The Taliban claimed responsibility for Saturday’s suicide blast. They also claimed the attack on the Intercontinental Hotel a week earlier in which more than 20 people were killed.

An interior ministry spokesman blamed the Haqqani network, a militant group affiliated with the Taliban which Afghan and Western officials consider to be behind many of the biggest attacks on urban targets in Afghanistan.

Hours after the blast, a health ministry spokesman said the casualty toll had risen to at least 95 killed and 158 wounded, Reuters news agency reported.

As medical teams struggled to handle the casualties pouring in, some of the wounded were laid out in the open, with intravenous drips set up next to them in hospital gardens.

“It’s a massacre,” said Dejan Panic, coordinator in Afghanistan for the Italian aid group Emergency, which runs a nearby trauma hospital that treated dozens of wounded.

The latest attack will add pressure on President Ashraf Ghani and his US allies, who have expressed growing confidence that a new more aggressive military strategy has succeeded in driving Taliban insurgents back from major provincial centers.
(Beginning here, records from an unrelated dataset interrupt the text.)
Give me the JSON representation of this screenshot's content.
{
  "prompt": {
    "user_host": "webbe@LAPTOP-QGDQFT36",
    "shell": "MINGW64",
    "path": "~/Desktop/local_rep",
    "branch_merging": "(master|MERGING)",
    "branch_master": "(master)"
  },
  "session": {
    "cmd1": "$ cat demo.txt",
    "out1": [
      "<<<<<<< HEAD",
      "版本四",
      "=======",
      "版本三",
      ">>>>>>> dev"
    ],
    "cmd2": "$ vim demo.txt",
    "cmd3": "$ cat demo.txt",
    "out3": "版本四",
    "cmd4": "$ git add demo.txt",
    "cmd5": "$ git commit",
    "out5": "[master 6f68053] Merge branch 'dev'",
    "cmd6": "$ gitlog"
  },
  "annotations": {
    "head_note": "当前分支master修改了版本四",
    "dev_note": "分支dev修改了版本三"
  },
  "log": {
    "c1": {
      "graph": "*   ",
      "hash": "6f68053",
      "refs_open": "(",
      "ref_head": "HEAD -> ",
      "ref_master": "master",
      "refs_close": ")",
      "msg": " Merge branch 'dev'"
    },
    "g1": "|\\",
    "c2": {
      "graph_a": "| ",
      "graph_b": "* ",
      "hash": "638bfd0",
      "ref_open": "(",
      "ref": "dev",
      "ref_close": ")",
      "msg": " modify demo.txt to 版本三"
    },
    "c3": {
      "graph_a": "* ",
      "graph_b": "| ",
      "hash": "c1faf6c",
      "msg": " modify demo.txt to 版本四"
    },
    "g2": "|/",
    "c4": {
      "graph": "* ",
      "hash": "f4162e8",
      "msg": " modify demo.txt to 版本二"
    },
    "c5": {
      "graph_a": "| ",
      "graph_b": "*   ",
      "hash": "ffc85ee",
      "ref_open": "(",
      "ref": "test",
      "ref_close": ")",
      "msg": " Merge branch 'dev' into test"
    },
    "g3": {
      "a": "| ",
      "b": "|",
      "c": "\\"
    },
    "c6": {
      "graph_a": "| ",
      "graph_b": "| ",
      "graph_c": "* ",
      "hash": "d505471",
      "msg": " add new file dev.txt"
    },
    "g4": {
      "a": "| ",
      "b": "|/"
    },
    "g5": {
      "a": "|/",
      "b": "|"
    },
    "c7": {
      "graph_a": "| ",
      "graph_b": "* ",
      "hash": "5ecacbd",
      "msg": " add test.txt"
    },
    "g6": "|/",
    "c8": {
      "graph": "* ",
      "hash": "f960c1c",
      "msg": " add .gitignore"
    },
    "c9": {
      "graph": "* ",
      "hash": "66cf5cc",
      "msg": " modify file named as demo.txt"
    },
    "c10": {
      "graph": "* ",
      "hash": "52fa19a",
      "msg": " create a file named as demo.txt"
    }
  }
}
The United States has stepped up its assistance to Afghan security forces and increased its air strikes against the Taliban and other militant groups, aiming to break a stalemate and force the insurgents to the negotiating table.

However, the Taliban have dismissed suggestions they have been weakened by the new strategy, and the past week has shown their capacity to mount deadly, high-profile attacks is undiminished, even in the heavily protected center of Kabul.

The US-led international force in Afghanistan vowed its support for the Afghan government and armed forces in their “difficult and dangerous work”, adding that none of its members had been killed or wounded in the blast.